Stephanie Porta, one of activists that worked to pass an earned sick pay initiative in Orange County, says that's because the two county commissions are very different.
"I would say that they are two completely different stories and two different strategies," Porta says.
She says the fact that Miami-Dade Commissioner Barbara Jordan has even sponsored an ordinance that requires all employers to offer earned sick time, sets Miami's situation apart.
Porta says that in Orlando it would have been a tough task to get a someone like Jordan to sponsor an ordinance in the first place.
She also says that Miami-Dade commissioners, unlike Orange County, have a history of passing worker-friendly ordinances.
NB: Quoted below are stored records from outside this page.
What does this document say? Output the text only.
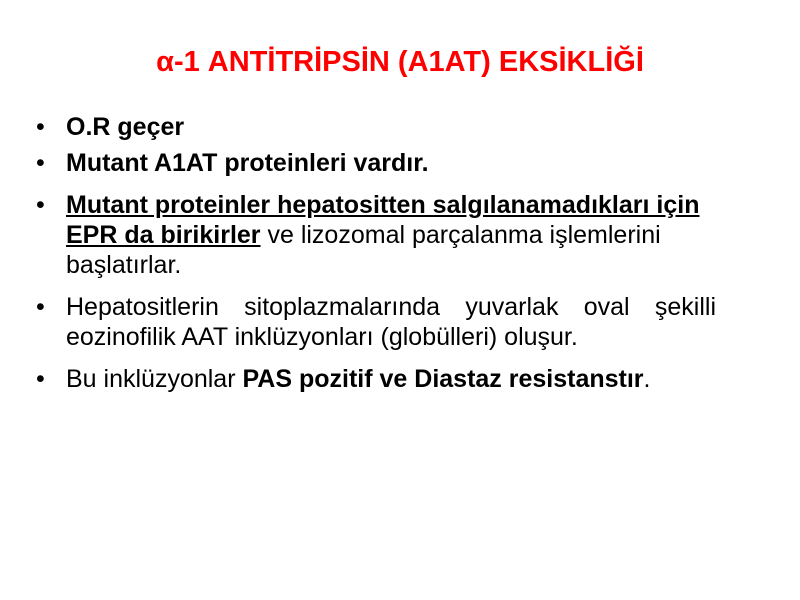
α-1 ANTİTRİPSİN (A1AT) EKSİKLİĞİ
• O.R geçer
• Mutant A1AT proteinleri vardır.
• Mutant proteinler hepatositten salgılanamadıkları için EPR da birikirler ve lizozomal parçalanma işlemlerini başlatırlar.
• Hepatositlerin sitoplazmalarında yuvarlak oval şekilli eozinofilik AAT inklüzyonları (globülleri) oluşur.
• Bu inklüzyonlar PAS pozitif ve Diastaz resistanstır.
For example, a few years ago, the Miami Dade commission passed a wage theft ordinance that prohibits employers from stealing wages from their employees.
"I think in both places this is needed just as much-- and I think that the difference is that we have one commission that has a role, in Miami, and is being assigned the idea of passing an ordinance through the county commission," Porta says. "In Orange County is was totally separate."
In Orange County, the local Chamber of Commerce, as well as big business like Disney and Darden Restaurants fought a ballot measure with the county commissioners there that would require earned sick pay because they said it would hurt the economy.
Activists in Orlando this year gathered signatures for a ballot measure that would bring earned sick pay to Orange County, but even though they were able to gather the necessary 52,000 signatures, their efforts were thwarted by a political maneuver levied by Orange County Commissioners that stopped the proposal from getting on the ballot this year.
"Orange County does not have a history of passing anything progressive or pro-family," Porta says.
Groups in Miami fighting for earned sick pay in Miami say they are confident they can get an ordinance passed because the wage theft fight was successful the last time around.
Jordan is asking commissioners to place this proposed ordinance on the commission's agenda for preliminary approval on Nov. 20.